The Northeast Pacific Region, including the Northeast Pacific Ocean sub-basin and the adjacent continuous coastlines of British Columbia and Washington, is one of the most biologically diverse regions in the world. Cold, extremely productive waters support open ocean environments, benthic habitats, rocky reefs, kelp forests, and tide pools that are collectively home to tens of thousands of marine life species. Many more species remain to be discovered. This diversity of flora and fauna is increasingly at risk due to human activities, including climate change.

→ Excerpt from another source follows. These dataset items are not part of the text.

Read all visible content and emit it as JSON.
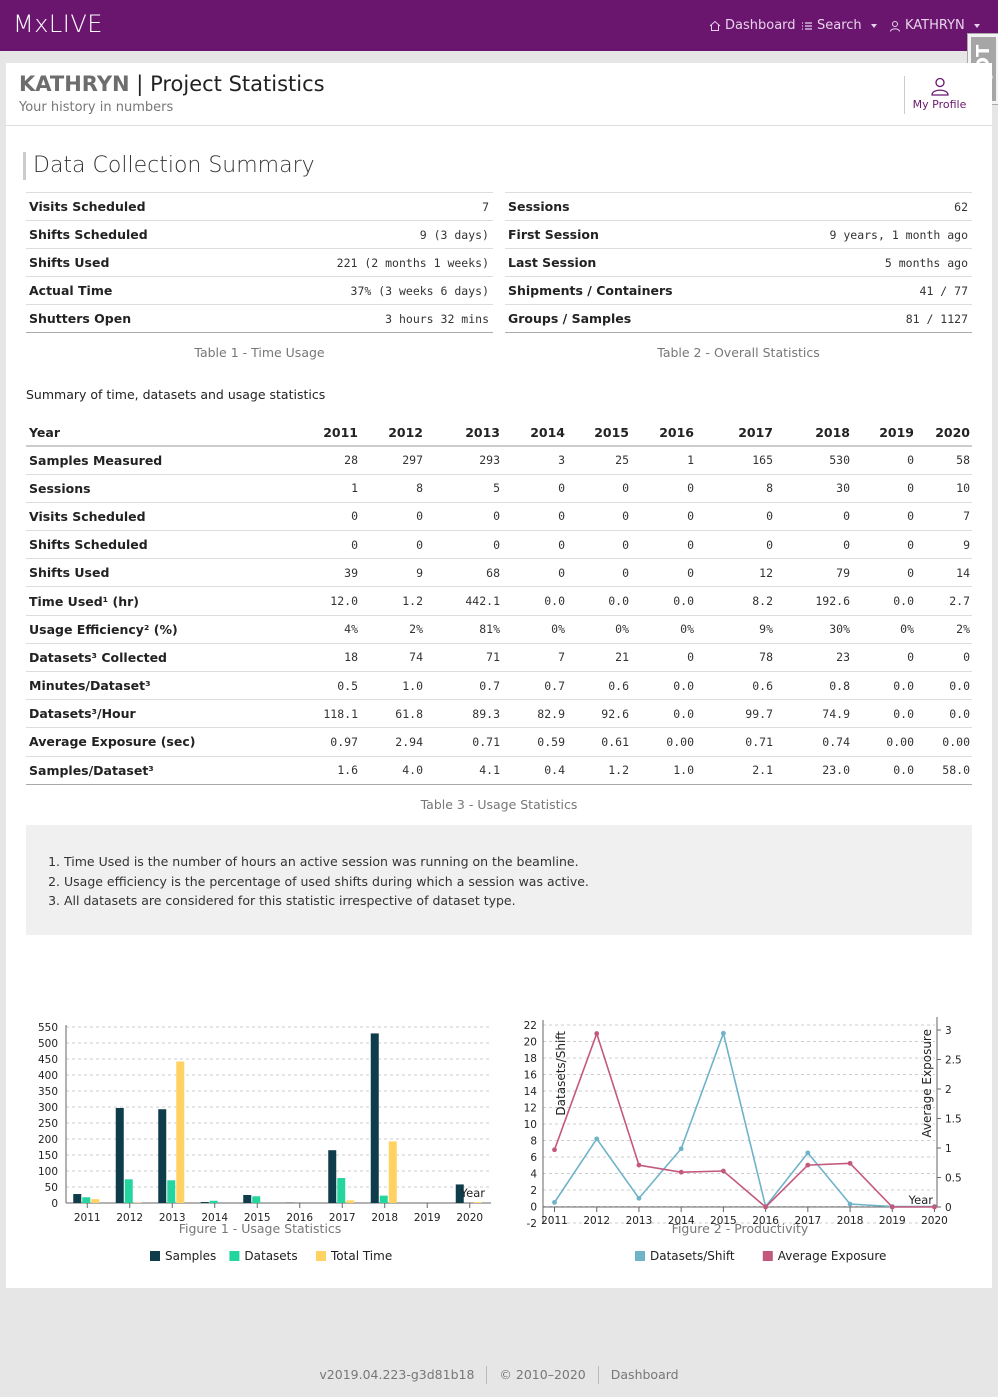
{
  "nav": {
    "brand": "MxLIVE",
    "dashboard": "Dashboard",
    "search": "Search",
    "user": "KATHRYN",
    "debug": "DjDT"
  },
  "header": {
    "user": "KATHRYN",
    "separator": "|",
    "title": "Project Statistics",
    "subtitle": "Your history in numbers",
    "profile_label": "My Profile"
  },
  "section_title": "Data Collection Summary",
  "time_usage": {
    "caption": "Table 1 - Time Usage",
    "rows": [
      {
        "label": "Visits Scheduled",
        "value": "7"
      },
      {
        "label": "Shifts Scheduled",
        "value": "9 (3 days)"
      },
      {
        "label": "Shifts Used",
        "value": "221 (2 months 1 weeks)"
      },
      {
        "label": "Actual Time",
        "value": "37% (3 weeks 6 days)"
      },
      {
        "label": "Shutters Open",
        "value": "3 hours 32 mins"
      }
    ]
  },
  "overall": {
    "caption": "Table 2 - Overall Statistics",
    "rows": [
      {
        "label": "Sessions",
        "value": "62"
      },
      {
        "label": "First Session",
        "value": "9 years, 1 month ago"
      },
      {
        "label": "Last Session",
        "value": "5 months ago"
      },
      {
        "label": "Shipments / Containers",
        "value": "41 / 77"
      },
      {
        "label": "Groups / Samples",
        "value": "81 / 1127"
      }
    ]
  },
  "usage": {
    "summary_label": "Summary of time, datasets and usage statistics",
    "caption": "Table 3 - Usage Statistics",
    "header": [
      "Year",
      "2011",
      "2012",
      "2013",
      "2014",
      "2015",
      "2016",
      "2017",
      "2018",
      "2019",
      "2020"
    ],
    "rows": [
      [
        "Samples Measured",
        "28",
        "297",
        "293",
        "3",
        "25",
        "1",
        "165",
        "530",
        "0",
        "58"
      ],
      [
        "Sessions",
        "1",
        "8",
        "5",
        "0",
        "0",
        "0",
        "8",
        "30",
        "0",
        "10"
      ],
      [
        "Visits Scheduled",
        "0",
        "0",
        "0",
        "0",
        "0",
        "0",
        "0",
        "0",
        "0",
        "7"
      ],
      [
        "Shifts Scheduled",
        "0",
        "0",
        "0",
        "0",
        "0",
        "0",
        "0",
        "0",
        "0",
        "9"
      ],
      [
        "Shifts Used",
        "39",
        "9",
        "68",
        "0",
        "0",
        "0",
        "12",
        "79",
        "0",
        "14"
      ],
      [
        "Time Used¹ (hr)",
        "12.0",
        "1.2",
        "442.1",
        "0.0",
        "0.0",
        "0.0",
        "8.2",
        "192.6",
        "0.0",
        "2.7"
      ],
      [
        "Usage Efficiency² (%)",
        "4%",
        "2%",
        "81%",
        "0%",
        "0%",
        "0%",
        "9%",
        "30%",
        "0%",
        "2%"
      ],
      [
        "Datasets³ Collected",
        "18",
        "74",
        "71",
        "7",
        "21",
        "0",
        "78",
        "23",
        "0",
        "0"
      ],
      [
        "Minutes/Dataset³",
        "0.5",
        "1.0",
        "0.7",
        "0.7",
        "0.6",
        "0.0",
        "0.6",
        "0.8",
        "0.0",
        "0.0"
      ],
      [
        "Datasets³/Hour",
        "118.1",
        "61.8",
        "89.3",
        "82.9",
        "92.6",
        "0.0",
        "99.7",
        "74.9",
        "0.0",
        "0.0"
      ],
      [
        "Average Exposure (sec)",
        "0.97",
        "2.94",
        "0.71",
        "0.59",
        "0.61",
        "0.00",
        "0.71",
        "0.74",
        "0.00",
        "0.00"
      ],
      [
        "Samples/Dataset³",
        "1.6",
        "4.0",
        "4.1",
        "0.4",
        "1.2",
        "1.0",
        "2.1",
        "23.0",
        "0.0",
        "58.0"
      ]
    ]
  },
  "notes": [
    "Time Used is the number of hours an active session was running on the beamline.",
    "Usage efficiency is the percentage of used shifts during which a session was active.",
    "All datasets are considered for this statistic irrespective of dataset type."
  ],
  "chart_data": [
    {
      "type": "bar",
      "caption": "Figure 1 - Usage Statistics",
      "categories": [
        "2011",
        "2012",
        "2013",
        "2014",
        "2015",
        "2016",
        "2017",
        "2018",
        "2019",
        "2020"
      ],
      "xlabel": "Year",
      "ylim": [
        0,
        550
      ],
      "yticks": [
        0,
        50,
        100,
        150,
        200,
        250,
        300,
        350,
        400,
        450,
        500,
        550
      ],
      "grid": true,
      "legend_position": "bottom",
      "series": [
        {
          "name": "Samples",
          "color": "#0e3c4b",
          "values": [
            28,
            297,
            293,
            3,
            25,
            1,
            165,
            530,
            0,
            58
          ]
        },
        {
          "name": "Datasets",
          "color": "#25d5a0",
          "values": [
            18,
            74,
            71,
            7,
            21,
            0,
            78,
            23,
            0,
            0
          ]
        },
        {
          "name": "Total Time",
          "color": "#ffd262",
          "values": [
            12.0,
            1.2,
            442.1,
            0.0,
            0.0,
            0.0,
            8.2,
            192.6,
            0.0,
            2.7
          ]
        }
      ]
    },
    {
      "type": "line",
      "caption": "Figure 2 - Productivity",
      "x": [
        "2011",
        "2012",
        "2013",
        "2014",
        "2015",
        "2016",
        "2017",
        "2018",
        "2019",
        "2020"
      ],
      "xlabel": "Year",
      "ylabel_left": "Datasets/Shift",
      "ylabel_right": "Average Exposure",
      "ylim_left": [
        -2,
        22
      ],
      "yticks_left": [
        -2,
        0,
        2,
        4,
        6,
        8,
        10,
        12,
        14,
        16,
        18,
        20,
        22
      ],
      "ylim_right": [
        0,
        3
      ],
      "yticks_right": [
        0,
        0.5,
        1,
        1.5,
        2,
        2.5,
        3
      ],
      "grid": true,
      "legend_position": "bottom",
      "series": [
        {
          "name": "Datasets/Shift",
          "axis": "left",
          "color": "#6fb3c9",
          "values": [
            0.5,
            8.2,
            1.0,
            7.0,
            21.0,
            0.0,
            6.5,
            0.3,
            0.0,
            0.0
          ]
        },
        {
          "name": "Average Exposure",
          "axis": "right",
          "color": "#c4587b",
          "values": [
            0.97,
            2.94,
            0.71,
            0.59,
            0.61,
            0.0,
            0.71,
            0.74,
            0.0,
            0.0
          ]
        }
      ]
    }
  ],
  "footer": {
    "version": "v2019.04.223-g3d81b18",
    "copyright": "© 2010–2020",
    "link": "Dashboard"
  }
}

Co-designing and co-developing the collection of marine biodiversity information, and synthesizing information across taxa (‘the tree of life’) at local to regional scales will help ensure that effective conservation, management, and policy responses are developed alongside concerted stewardship efforts. 

The Northeast Pacific Biodiversity Action Network (BioActNet) is bringing people together to work towards shared regional biodiversity knowledge and action.